Raphael Kosubek: Der Trend geht ja schon länger in Richtung alkoholfrei. Dabei suchen die Gäste gesunde Alternativen für den Körper, die erfrischend sind und ohne künstliche Aromen, Farb- und Konservierungsstoffe auskommen. Aber trotzdem sollen die Getränke auch einem gewissen Lifestyle entsprechen. Man sieht das auch in unseren Betrieben: Viele Kunden sind zum Beispiel Autofahrer, wollen aber auf den Kick cooler Drinks nicht verzichten, die eben auch „natürlich“ sind. Und da sehe ich bei der Organics-Reihe Potenzial, um diesen Wünschen zu entsprechen.

Das heißt, die Organics-Reihe bietet sich als alkoholfreie Alternative für den Abend an?
Kosubek: Nicht nur, sondern auch als Tagesbegleitung. Gemixt mit allen möglichen Zutaten liegen sie durch die Biolinie am Puls der Zeit, pur können sie auch überzeugen. Wenn man zum Beispiel als Erstes Simply Cola hernimmt: Es ist sehr erfrischend, mit einer Ingwer- und Limetten-Note. Man kann es daher gut mit Komponenten mixen, die etwas Schärfe zeigen, wie zum Beispiel mit Zitronengras oder Ingwer. Eben durch Customizen seinen eigenen Signaturedrink kreieren.

Was sagt dein Expertengaumen zum Tonic Water?
Kosubek: Es ist herb, ein wenig bitter. Das würde ich mit Zitronenmelisse, frischer Minze und vielleicht sogar mit einer säuerlich schmeckenden Frucht wie Maracuja oder Ribisel pimpen. Eine weitere Kombination: mit Rosenblüten oder mit Kamillentee oder -sirup. Aber das Tonic Water lässt sich auch gut mit Him- oder Erbeeren oder mit Rhabarber mischen, um bei Wunsch eine gewisse Süße reinzubringen. Auch der optische Eindruck darf nicht unterschätzt werden. Das gefällt mir am Organics Ginger Ale. Sein Goldton macht sich sicher in vielen Drinks zum Aufgießen gut. Sein würzig-herber Geschmack würde mit Früchten wie der Physalis oder einer Melone super harmonieren. Oder mit selbst angesetzten Kräuterlikören aus Thymian oder Rosmarin.

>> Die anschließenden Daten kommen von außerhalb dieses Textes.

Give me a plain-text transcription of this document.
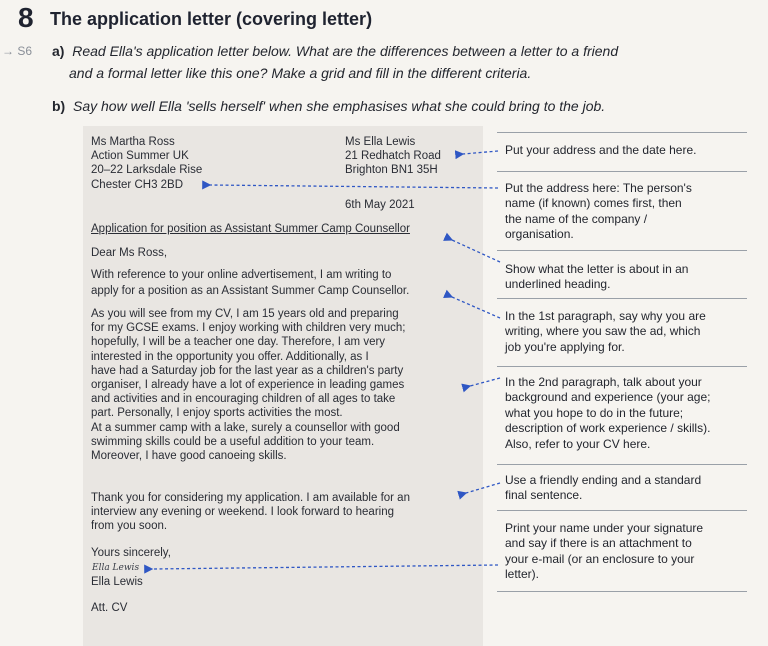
8 The application letter (covering letter)
→ S6 a) Read Ella's application letter below. What are the differences between a letter to a friend
and a formal letter like this one? Make a grid and fill in the different criteria.
b) Say how well Ella 'sells herself' when she emphasises what she could bring to the job.
Ms Martha Ross
Action Summer UK
20–22 Larksdale Rise
Chester CH3 2BD
Ms Ella Lewis
21 Redhatch Road
Brighton BN1 35H
6th May 2021
Application for position as Assistant Summer Camp Counsellor
Dear Ms Ross,
With reference to your online advertisement, I am writing to
apply for a position as an Assistant Summer Camp Counsellor.
As you will see from my CV, I am 15 years old and preparing
for my GCSE exams. I enjoy working with children very much;
hopefully, I will be a teacher one day. Therefore, I am very
interested in the opportunity you offer. Additionally, as I
have had a Saturday job for the last year as a children's party
organiser, I already have a lot of experience in leading games
and activities and in encouraging children of all ages to take
part. Personally, I enjoy sports activities the most.
At a summer camp with a lake, surely a counsellor with good
swimming skills could be a useful addition to your team.
Moreover, I have good canoeing skills.
Thank you for considering my application. I am available for an
interview any evening or weekend. I look forward to hearing
from you soon.
Yours sincerely,
Ella Lewis
Ella Lewis
Att. CV
Put your address and the date here.
Put the address here: The person's
name (if known) comes first, then
the name of the company /
organisation.
Show what the letter is about in an
underlined heading.
In the 1st paragraph, say why you are
writing, where you saw the ad, which
job you're applying for.
In the 2nd paragraph, talk about your
background and experience (your age;
what you hope to do in the future;
description of work experience / skills).
Also, refer to your CV here.
Use a friendly ending and a standard
final sentence.
Print your name under your signature
and say if there is an attachment to
your e-mail (or an enclosure to your
letter).
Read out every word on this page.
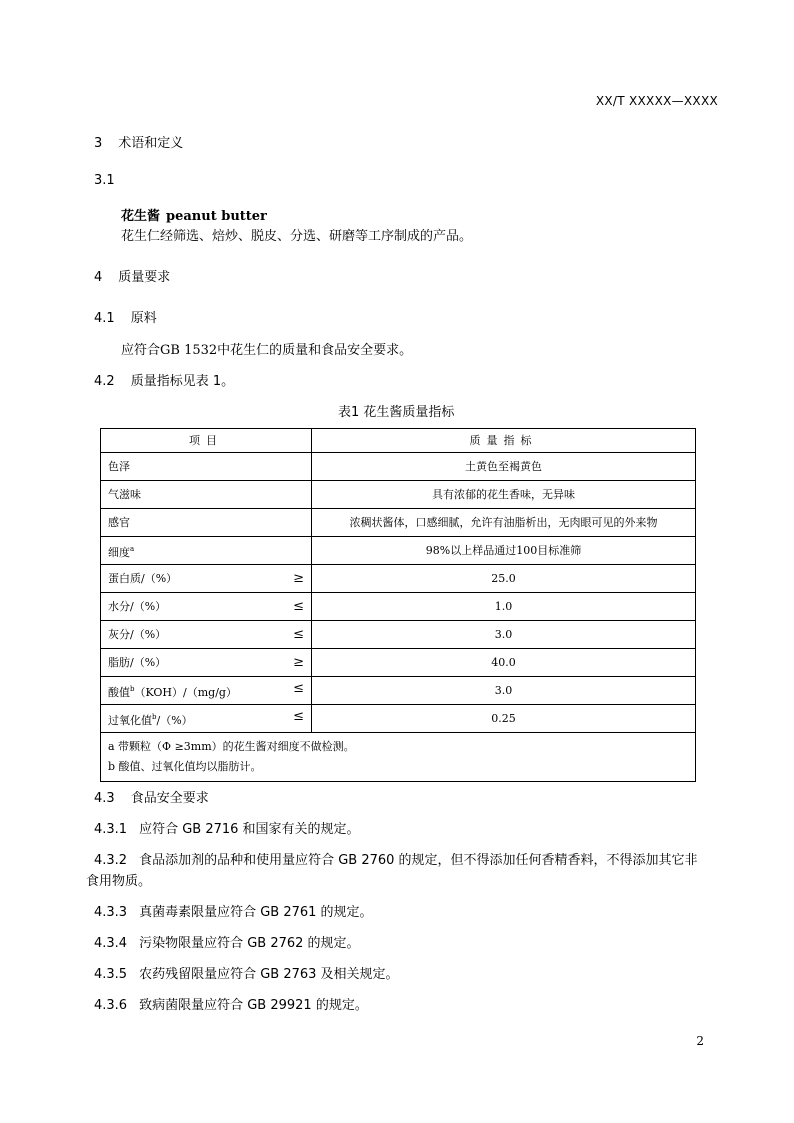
XX/T XXXXX—XXXX
3 术语和定义
3.1
花生酱 peanut butter
花生仁经筛选、焙炒、脱皮、分选、研磨等工序制成的产品。
4 质量要求
4.1 原料
应符合GB 1532中花生仁的质量和食品安全要求。
4.2 质量指标见表 1。
表1 花生酱质量指标
项目	质量指标
色泽	土黄色至褐黄色
气滋味	具有浓郁的花生香味，无异味
感官	浓稠状酱体，口感细腻，允许有油脂析出，无肉眼可见的外来物
细度$^a$	98%以上样品通过100目标准筛
蛋白质/（%） ≥	25.0
水分/（%） ≤	1.0
灰分/（%） ≤	3.0
脂肪/（%） ≥	40.0
酸值$^b$（KOH）/（mg/g） ≤	3.0
过氧化值$^b$/（%） ≤	0.25

a 带颗粒（Φ ≥3mm）的花生酱对细度不做检测。
b 酸值、过氧化值均以脂肪计。	
4.3 食品安全要求
4.3.1 应符合 GB 2716 和国家有关的规定。
4.3.2 食品添加剂的品种和使用量应符合 GB 2760 的规定，但不得添加任何香精香料，不得添加其它非
食用物质。
4.3.3 真菌毒素限量应符合 GB 2761 的规定。
4.3.4 污染物限量应符合 GB 2762 的规定。
4.3.5 农药残留限量应符合 GB 2763 及相关规定。
4.3.6 致病菌限量应符合 GB 29921 的规定。
2
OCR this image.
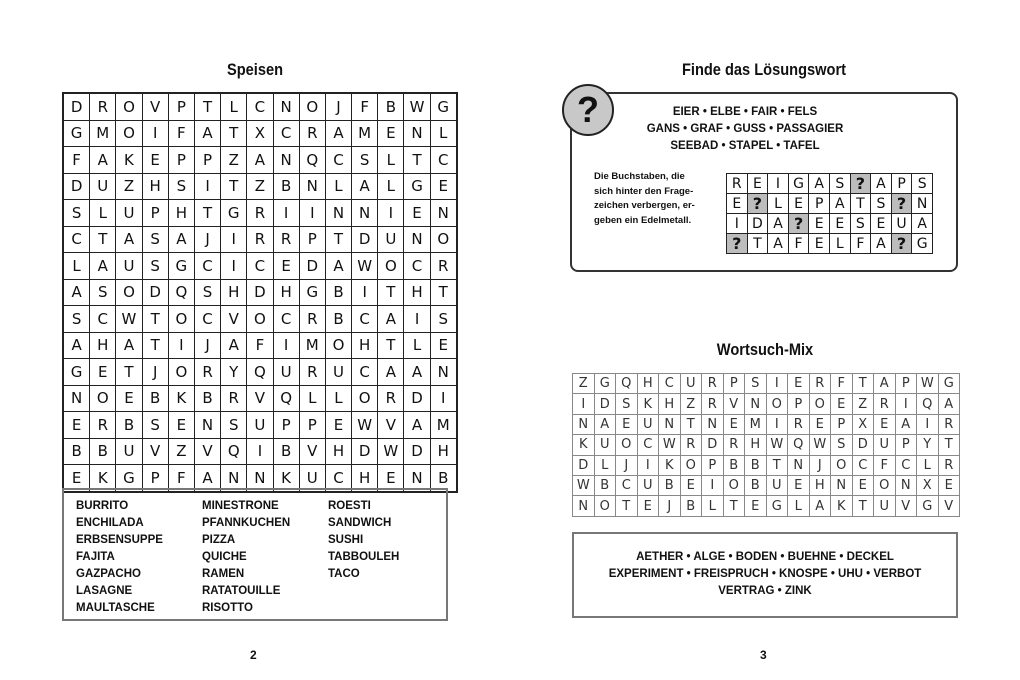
Speisen
D	R	O	V	P	T	L	C	N	O	J	F	B	W	G
G	M	O	I	F	A	T	X	C	R	A	M	E	N	L
F	A	K	E	P	P	Z	A	N	Q	C	S	L	T	C
D	U	Z	H	S	I	T	Z	B	N	L	A	L	G	E
S	L	U	P	H	T	G	R	I	I	N	N	I	E	N
C	T	A	S	A	J	I	R	R	P	T	D	U	N	O
L	A	U	S	G	C	I	C	E	D	A	W	O	C	R
A	S	O	D	Q	S	H	D	H	G	B	I	T	H	T
S	C	W	T	O	C	V	O	C	R	B	C	A	I	S
A	H	A	T	I	J	A	F	I	M	O	H	T	L	E
G	E	T	J	O	R	Y	Q	U	R	U	C	A	A	N
N	O	E	B	K	B	R	V	Q	L	L	O	R	D	I
E	R	B	S	E	N	S	U	P	P	E	W	V	A	M
B	B	U	V	Z	V	Q	I	B	V	H	D	W	D	H
E	K	G	P	F	A	N	N	K	U	C	H	E	N	B
BURRITO
ENCHILADA
ERBSENSUPPE
FAJITA
GAZPACHO
LASAGNE
MAULTASCHE
MINESTRONE
PFANNKUCHEN
PIZZA
QUICHE
RAMEN
RATATOUILLE
RISOTTO
ROESTI
SANDWICH
SUSHI
TABBOULEH
TACO
2
Finde das Lösungswort
?	EIER • ELBE • FAIR • FELS
GANS • GRAF • GUSS • PASSAGIER
SEEBAD • STAPEL • TAFEL
Die Buchstaben, die
sich hinter den Frage-
zeichen verbergen, er-
geben ein Edelmetall.
R	E	I	G	A	S	?	A	P	S
E	?	L	E	P	A	T	S	?	N
I	D	A	?	E	E	S	E	U	A
?	T	A	F	E	L	F	A	?	G
Wortsuch-Mix
Z	G	Q	H	C	U	R	P	S	I	E	R	F	T	A	P	W	G
I	D	S	K	H	Z	R	V	N	O	P	O	E	Z	R	I	Q	A
N	A	E	U	N	T	N	E	M	I	R	E	P	X	E	A	I	R
K	U	O	C	W	R	D	R	H	W	Q	W	S	D	U	P	Y	T
D	L	J	I	K	O	P	B	B	T	N	J	O	C	F	C	L	R
W	B	C	U	B	E	I	O	B	U	E	H	N	E	O	N	X	E
N	O	T	E	J	B	L	T	E	G	L	A	K	T	U	V	G	V
AETHER • ALGE • BODEN • BUEHNE • DECKEL
EXPERIMENT • FREISPRUCH • KNOSPE • UHU • VERBOT
VERTRAG • ZINK
3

Und last, but not least: Wofür eignet sich das Organics Bitter Lemon?
Kosubek: Generell lässt sich Bitter Lemon gut mit Kräutern wie Minze oder frischen Holunderblüten mixen. Mit dem Organics Bitter Lemon würde ich mich als alkohol­freie Kreation für eine Kombination mit frischen Tannenwipfeln aus dem Wald entscheiden. Gemischt mit den Ölen aus Grapefruitzesten und frischem Limettensaft, kann man sich an seinen persönlichen Geschmack rantasten. Wir in der Gastro­szene schätzen Produkte, die „ehrlich“ sind. Daher kann ich mir gut vorstellen, dass das Organics Bitter Lemon verstärkt mit frischen Aromen Trend-Potenzial hat.

Nach der Probe aufs Exempel: Welche Marktchancen hat die Organics-Reihe?
Kosubek: Für mich liegt der große Unterschied zu anderen Erfrischungsgetränken am Markt darin, dass es Biozertifiziert ist und der gesundheitliche Aspekt im Fokus steht. Diese Nische trifft den Nerv der Zeit.